The AKP-MHP alliance is showing cracks
The MHP is the losing side of the government alliance. When it gets too close to the AKP, the two parties sink together. Recent poll data shows that the decline in the AKP has also started to pull down the MHP.
Leader of the far-right Nationalist Movement Party (MHP) and government ally Devlet Bahçeli has been keeping a low-profile due to health reasons. For some time now, Bahçeli has only been issuing written statements. Still, Bahçeli has recently drawn attention with outbursts. He has actively participated in debates over the Gülenists' political legacy and has harshly castigated the opposition, especially its leader Kemal Kılıçdaroğlu.
Bahçeli has lashed out against the formation of new parties by ex-members of the ruling Justice and Development Party (AKP). His party also re-asserted its determination to sustain the "presidential system" and its alliance with the AKP. Bahçeli has lent support to President Erdoğan in foreign policy matters. One can interpret Bahçeli's overly active stance as an attempt to make up for his inactivity due to health reasons.
Yet it should not forgotten that Bahçeli is often the political actor that brings crucial issues to the table first. Besides, the AKP-MHP and Erdoğan-Bahçeli relationships is shaped by factors beyond politics.
Recent information has come out that suggests the MHP might take up a new role in the government alliance. Lobby talks revealed MHP members are to be sought for local administration recruits and revisions in some of the AKP's rural branches.
As Erdoğan and Bahçeli move against the newly formed parties, they will thoroughly re-assess the symbiotic relationship between their two parties. Erdoğan's recent visits to religious sects and provocative statements regarding religious sensitivities as well as the government's increasingly virulent anti-secular rhetoric have sparked debates - including that on the limits of the AKP-MHP alliance.
Obvious efforts have been made to stir the alliance toward the pious-conservative side of the nationalist spectrum. A recent interview Ahmet Davutoğlu conducted with the Karar Daily, a former PM and the head of the newly founded "Future Party", gave the impression the MHP partnership constituted the AKP's Achilles' heel. It wouldn't surprising to see Ali Babacan, another ex-AKP figure on the verge of forming an opposition party, corner the AKP on the Kurdish stance.
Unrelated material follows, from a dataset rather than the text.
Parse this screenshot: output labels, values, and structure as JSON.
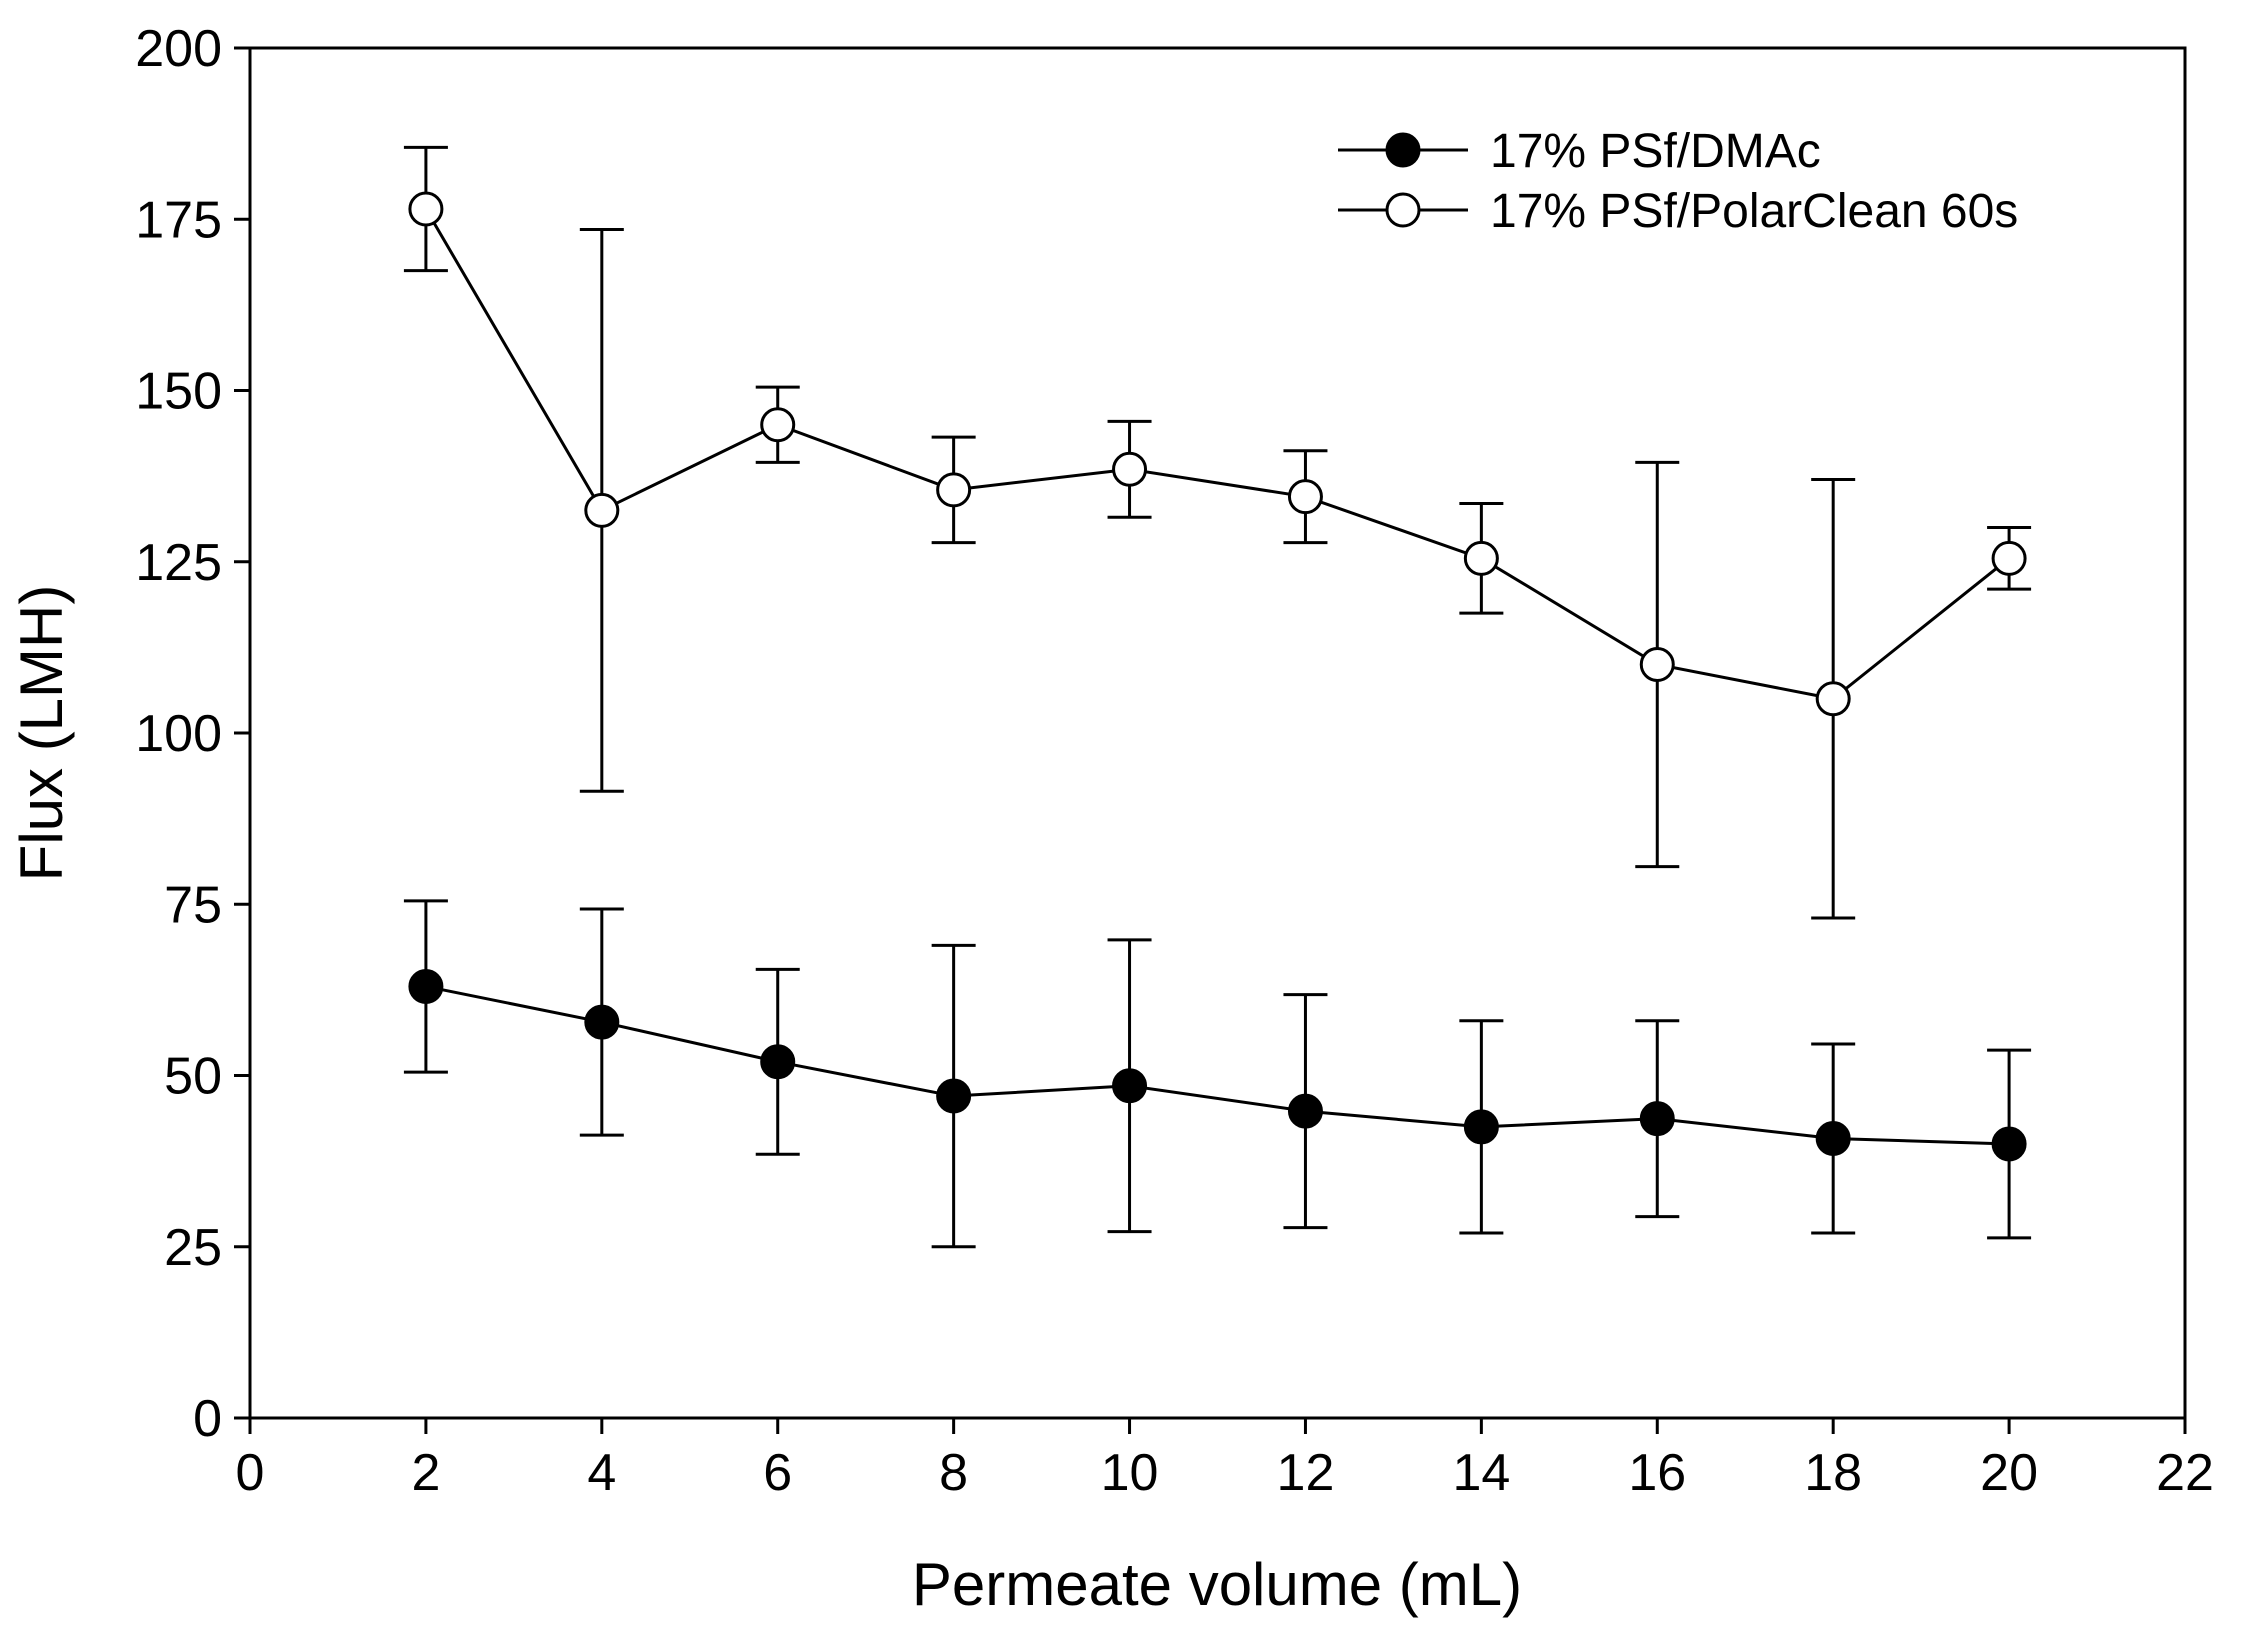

Recent polls demonstrate there are no dramatic changes in the vote sahre for the government and opposition blocks. Yet that does not entail stability in voting behavior. The AKP's nuclear and urban/young vote segments have been loosening up.
In a survey carried by the research center Metropoll, 34.4 of respondents said they would vote for the AKP. 8.2 said they would vote for the MHP. Such figures mirror the election results for 2002 - 34.4 percent for the AKP and 8.4 percent for the MHP.
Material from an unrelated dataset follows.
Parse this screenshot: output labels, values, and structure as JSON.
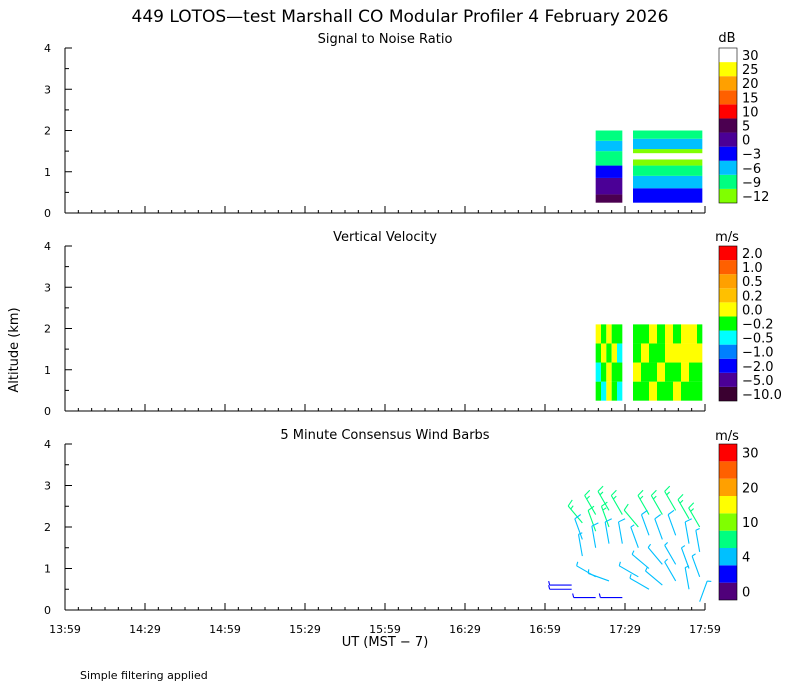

Kadir Has University also conducted a survey which showed that support for the MHP stood at 8.3 percent while support for the AKP was at 40.2 percent. Other surveys supported those figures which indicates the MHP is the losing party in the government alliance.
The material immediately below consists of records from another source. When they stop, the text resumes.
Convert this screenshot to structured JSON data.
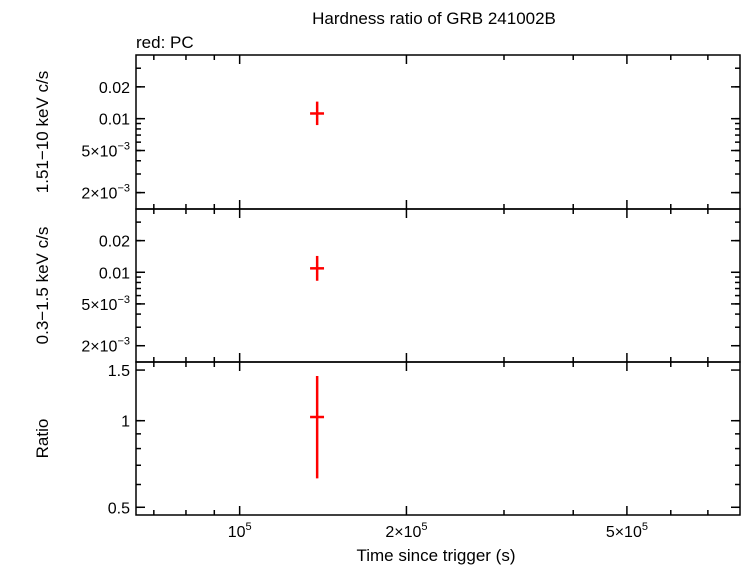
{
  "chart_data": {
    "type": "scatter",
    "title": "Hardness ratio of GRB 241002B",
    "subtitle": "red: PC",
    "xlabel": "Time since trigger (s)",
    "xscale": "log",
    "xlim": [
      65000,
      800000
    ],
    "x_ticks": [
      {
        "value": 100000,
        "mantissa": "",
        "exp": "5"
      },
      {
        "value": 200000,
        "mantissa": "2",
        "exp": "5"
      },
      {
        "value": 500000,
        "mantissa": "5",
        "exp": "5"
      }
    ],
    "series_color": "#ff0000",
    "panels": [
      {
        "ylabel": "1.51−10 keV c/s",
        "yscale": "log",
        "ylim": [
          0.0014,
          0.04
        ],
        "y_ticks": [
          {
            "value": 0.02,
            "text": "0.02"
          },
          {
            "value": 0.01,
            "text": "0.01"
          },
          {
            "value": 0.005,
            "mantissa": "5",
            "exp": "−3"
          },
          {
            "value": 0.002,
            "mantissa": "2",
            "exp": "−3"
          }
        ],
        "points": [
          {
            "x": 138000,
            "x_lo": 134000,
            "x_hi": 142000,
            "y": 0.0112,
            "y_lo": 0.0087,
            "y_hi": 0.0145
          }
        ]
      },
      {
        "ylabel": "0.3−1.5 keV c/s",
        "yscale": "log",
        "ylim": [
          0.0014,
          0.04
        ],
        "y_ticks": [
          {
            "value": 0.02,
            "text": "0.02"
          },
          {
            "value": 0.01,
            "text": "0.01"
          },
          {
            "value": 0.005,
            "mantissa": "5",
            "exp": "−3"
          },
          {
            "value": 0.002,
            "mantissa": "2",
            "exp": "−3"
          }
        ],
        "points": [
          {
            "x": 138000,
            "x_lo": 134000,
            "x_hi": 142000,
            "y": 0.0109,
            "y_lo": 0.0083,
            "y_hi": 0.0143
          }
        ]
      },
      {
        "ylabel": "Ratio",
        "yscale": "log",
        "ylim": [
          0.47,
          1.6
        ],
        "y_ticks": [
          {
            "value": 1.5,
            "text": "1.5"
          },
          {
            "value": 1,
            "text": "1"
          },
          {
            "value": 0.5,
            "text": "0.5"
          }
        ],
        "points": [
          {
            "x": 138000,
            "x_lo": 134000,
            "x_hi": 142000,
            "y": 1.03,
            "y_lo": 0.63,
            "y_hi": 1.43
          }
        ]
      }
    ]
  }
}
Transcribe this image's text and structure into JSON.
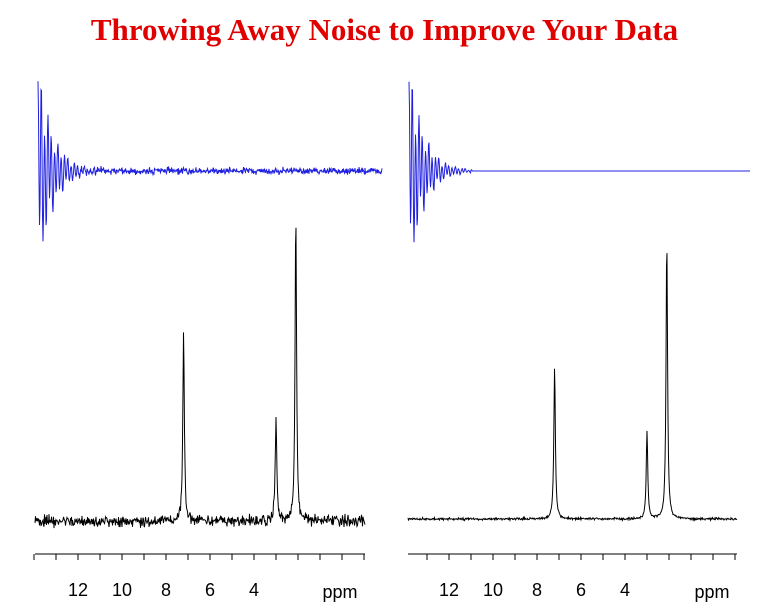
{
  "title": "Throwing Away Noise to Improve Your Data",
  "colors": {
    "title": "#e00000",
    "fid": "#2020e0",
    "spectrum": "#000000"
  },
  "chart_data": [
    {
      "type": "line",
      "name_hint": "left panel: noisy FID and spectrum",
      "fid": {
        "decay_extent": "full",
        "noise": "high",
        "truncated": false
      },
      "spectrum": {
        "xlabel": "ppm",
        "x_direction": "reversed",
        "ticks": [
          "12",
          "10",
          "8",
          "6",
          "4"
        ],
        "peaks": [
          {
            "ppm": 7.2,
            "height": 0.62
          },
          {
            "ppm": 3.0,
            "height": 0.35
          },
          {
            "ppm": 2.1,
            "height": 1.0
          }
        ],
        "noise": "high"
      }
    },
    {
      "type": "line",
      "name_hint": "right panel: truncated FID and spectrum",
      "fid": {
        "decay_extent": "short",
        "noise": "low",
        "truncated": true
      },
      "spectrum": {
        "xlabel": "ppm",
        "x_direction": "reversed",
        "ticks": [
          "12",
          "10",
          "8",
          "6",
          "4"
        ],
        "peaks": [
          {
            "ppm": 7.2,
            "height": 0.52
          },
          {
            "ppm": 3.0,
            "height": 0.3
          },
          {
            "ppm": 2.1,
            "height": 0.96
          }
        ],
        "noise": "low"
      }
    }
  ]
}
Up until recently, it was said that, despite the erosion in the support base of the alliance, the MHP maintained an advantageous position in the alliance. Moreover, it had been collecting votes from the shift within the alliance. But the recent data shows that the decline in the AKP has also started to drag the MHP down.
Whilst looking at the MHP's performance in the past 25 years, its current rate of support is close to that of 2002 when it came under the parliamentary threshold of 10 percent. That had come after the party had surprisingly won 18 percent of the votes in 1999. Its drastic fall implied it could only rely on its core supporters.
During the first years of the AKP, the MHP was fiercely opposed to its EU and Kurdish policies - which benefited the AKP. Later, the MHP recovered, winning 14 percent of the vote in 2007 and 13 percent in 2011. In 2015, the party garnered 16.3 of the votes, doubling the amount it had won in 2002 and nearing its 1999 breakthrough.
After the 2015 general elections, Bahçeli closed all coalition options, paving the way for not only renewing the elections - but also for the current presidential system and alliance. Yet this political maneuver, while having born its fruits, is now taking its toll.
In the wake of the People’s Alliance (Cumhur ittifakı) between the AKP and the MHP, the 2016 coup attempt and the 2017 referendum have outlined today’s political landscape. It was Bahçeli’s influence and decisiveness that led the government to call for early elections, hold the referendum on the presidency and start political quarrels with the opposition.
The MHP used the benefits of governing without forming a classic coalition. That made Erdoğan bound to the party though it could still act freely without being exposed to power erosion.
In the June 2018 general elections, despite the votes that went to the İYİ (Good) Party, about 4 to 5 percent, the MHP was able to gain 11 percent of the votes. The MHP thus demonstrated it did not lose as many votes as the AKP, and that it had in fact stolen some votes from it.
The MHP proved that it would not merge with the AKP as it was claimed, or be swallowed by it. It showed that the exact opposite was possible.
Aware of the cracks within his party, Erdoğan attempted to enter the local elections alone, but Bahçeli prevented him from doing so with personal attacks. As a result of these complications, the careful balance Bahçeli had maintained from the government crumbled. Bahçeli had to undertake spokesperson positions for the sake of the government's political strategy. It had to relinquish its advantages. And when the MHP got too close to the AKP, they began to sink together.
That is what the survey carried out by Kadir Has University shows. The MHP has gone further than AKP figures on defending the government's policies. For instance, the number of MHP members that consider the government’s economy performance as successful is higher than that of the AKP.
The same goes for the government's foreign and Kurdish policies. The MHP is content with the government's overall performance. Yet this concerns a core grassroot segment of the MHP base, and one that is regressing. The party has alienated itself from the country's coastal areas and mega cities due to the advent of the İYİ Party and its close relationship with the government. Its support base is also rapidly shrinking in rural areas. In those same regions, the AKP is losing way.
While political alliances rely first and foremost on parties themselves, they also depend on political dynamics. And those dynamics are shifting.